The restarted pods are not marked as ready immediately and have to wait for the readiness test to pass before the service will add the endpoint back into it's pool.

  1. Now check the status of the pods again:
kubectl get pods

You will now see that the individual pods are shown as ready. Depending on timing one or more of these might restart but it should take 2-3 minutes for that to happen.
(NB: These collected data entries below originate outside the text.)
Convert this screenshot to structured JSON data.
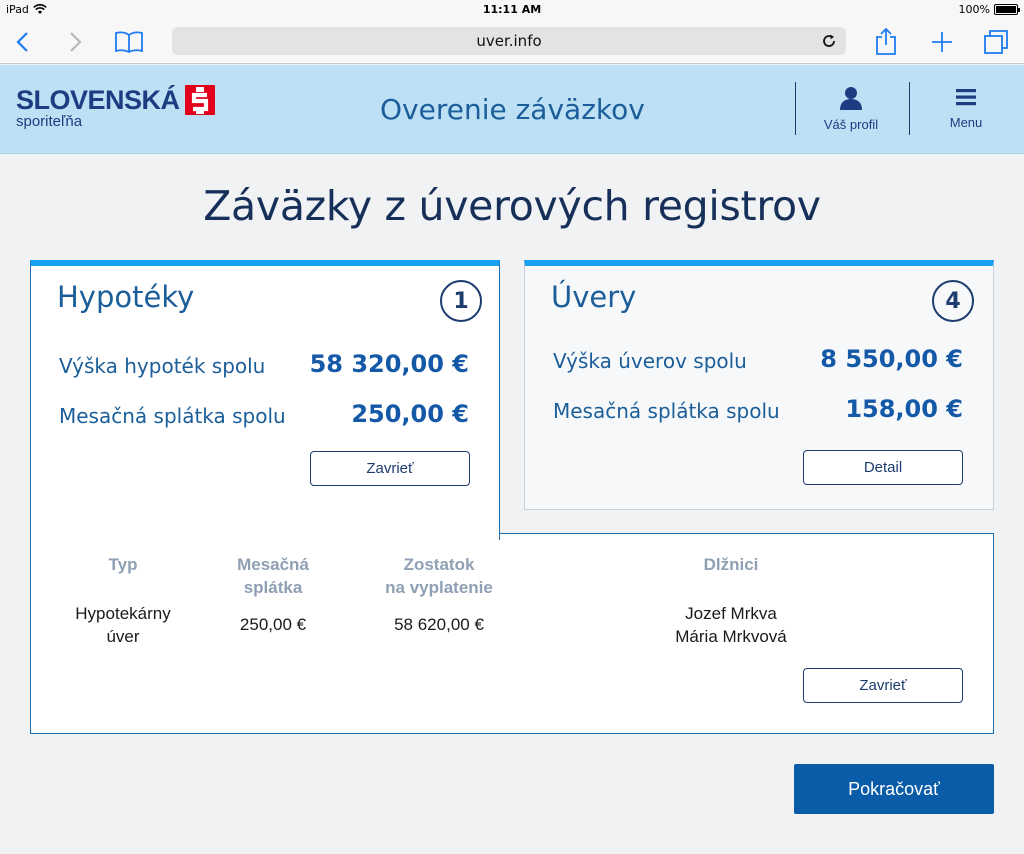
{
  "status_bar": {
    "device": "iPad",
    "time": "11:11 AM",
    "battery": "100%"
  },
  "browser": {
    "url": "uver.info"
  },
  "header": {
    "logo_main": "SLOVENSKÁ",
    "logo_sub": "sporiteľňa",
    "title": "Overenie záväzkov",
    "profile_label": "Váš profil",
    "menu_label": "Menu"
  },
  "page": {
    "title": "Záväzky z úverových registrov"
  },
  "hypoteky": {
    "title": "Hypotéky",
    "count": "1",
    "total_label": "Výška hypoték spolu",
    "total_value": "58 320,00 €",
    "monthly_label": "Mesačná splátka spolu",
    "monthly_value": "250,00 €",
    "button": "Zavrieť"
  },
  "uvery": {
    "title": "Úvery",
    "count": "4",
    "total_label": "Výška úverov spolu",
    "total_value": "8 550,00 €",
    "monthly_label": "Mesačná splátka spolu",
    "monthly_value": "158,00 €",
    "button": "Detail"
  },
  "detail": {
    "headers": {
      "type": [
        "Typ"
      ],
      "monthly": [
        "Mesačná",
        "splátka"
      ],
      "remaining": [
        "Zostatok",
        "na vyplatenie"
      ],
      "debtors": [
        "Dlžnici"
      ]
    },
    "row": {
      "type": [
        "Hypotekárny",
        "úver"
      ],
      "monthly": "250,00 €",
      "remaining": "58 620,00 €",
      "debtors": [
        "Jozef Mrkva",
        "Mária Mrkvová"
      ]
    },
    "button": "Zavrieť"
  },
  "continue_button": "Pokračovať",
  "colors": {
    "brand_navy": "#1d3d82",
    "accent_blue": "#1aa0f0",
    "header_bg": "#bde0f5",
    "primary": "#0a5ca8",
    "logo_red": "#e2001a"
  }
}
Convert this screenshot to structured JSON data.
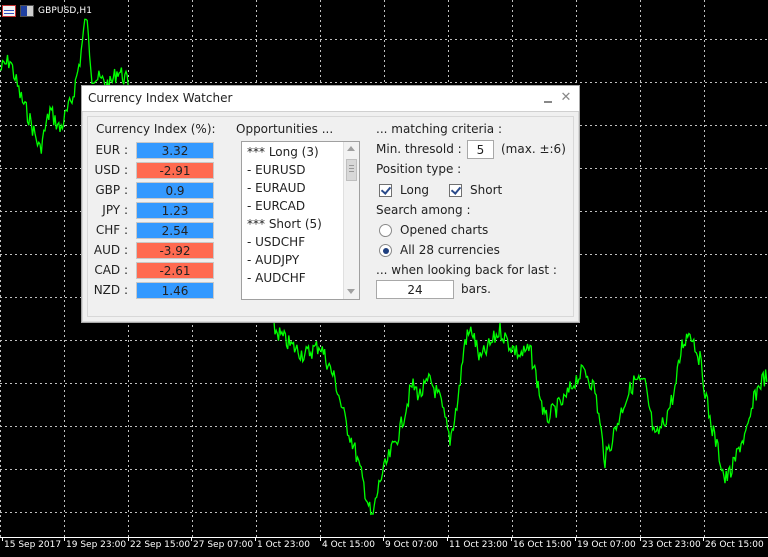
{
  "chart": {
    "symbol": "GBPUSD,H1",
    "line_color": "#00ff00",
    "grid_color": "#c0c0c0",
    "background": "#000000",
    "time_labels": [
      "15 Sep 2017",
      "19 Sep 23:00",
      "22 Sep 15:00",
      "27 Sep 07:00",
      "1 Oct 23:00",
      "4 Oct 15:00",
      "9 Oct 07:00",
      "11 Oct 23:00",
      "16 Oct 15:00",
      "19 Oct 07:00",
      "23 Oct 23:00",
      "26 Oct 15:00"
    ]
  },
  "panel": {
    "title": "Currency Index Watcher",
    "currency_header": "Currency Index (%):",
    "currencies": [
      {
        "label": "EUR :",
        "value": "3.32",
        "color": "#3399ff"
      },
      {
        "label": "USD :",
        "value": "-2.91",
        "color": "#ff6a50"
      },
      {
        "label": "GBP :",
        "value": "0.9",
        "color": "#3399ff"
      },
      {
        "label": "JPY :",
        "value": "1.23",
        "color": "#3399ff"
      },
      {
        "label": "CHF :",
        "value": "2.54",
        "color": "#3399ff"
      },
      {
        "label": "AUD :",
        "value": "-3.92",
        "color": "#ff6a50"
      },
      {
        "label": "CAD :",
        "value": "-2.61",
        "color": "#ff6a50"
      },
      {
        "label": "NZD :",
        "value": "1.46",
        "color": "#3399ff"
      }
    ],
    "opportunities_header": "Opportunities ...",
    "opportunities": [
      "*** Long (3)",
      " - EURUSD",
      " - EURAUD",
      " - EURCAD",
      "*** Short (5)",
      " - USDCHF",
      " - AUDJPY",
      " - AUDCHF"
    ],
    "criteria_header": "... matching criteria :",
    "min_threshold_label": "Min. thresold :",
    "min_threshold_value": "5",
    "max_hint": "(max. ±:6)",
    "position_type_label": "Position type :",
    "long_label": "Long",
    "short_label": "Short",
    "search_among_label": "Search among :",
    "opened_charts_label": "Opened charts",
    "all_currencies_label": "All 28 currencies",
    "lookback_label": "... when looking back for last :",
    "lookback_value": "24",
    "bars_label": "bars."
  }
}
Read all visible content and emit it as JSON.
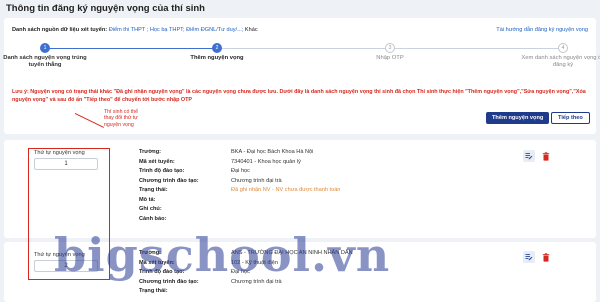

Pods that are listed as ready should have a corresponding endpoint associated with the service.

  1. To check that you can connect to the application first query the external ip-address from the load balancer service details and save it in an environment variable:
export EXTERNAL_IP=$(kubectl get services readiness-demo-svc -o json | jq -r '.status.loadBalancer.ingress[0].ip')
  1. Check to see if the application is responding:
curl $EXTERNAL_IP
  1. Over the course of the next few minutes repeat the following commands every 10 seconds or so to check the deployment status and send a request to the load balancer:
curl $EXTERNAL_IP kubectl get pods

You should continue to see responses with no failures or timeouts even though individual containers are being restarted regularly due to the failures detected by the liveness probes. If all three containers restart at more or less the same time you might still see a timeout but that should rarely happen.

The combination of the liveness and readiness probes provides a way to ensure that failed systems are restarted safely while the service only forwards traffic on to containers that are known to be able to respond.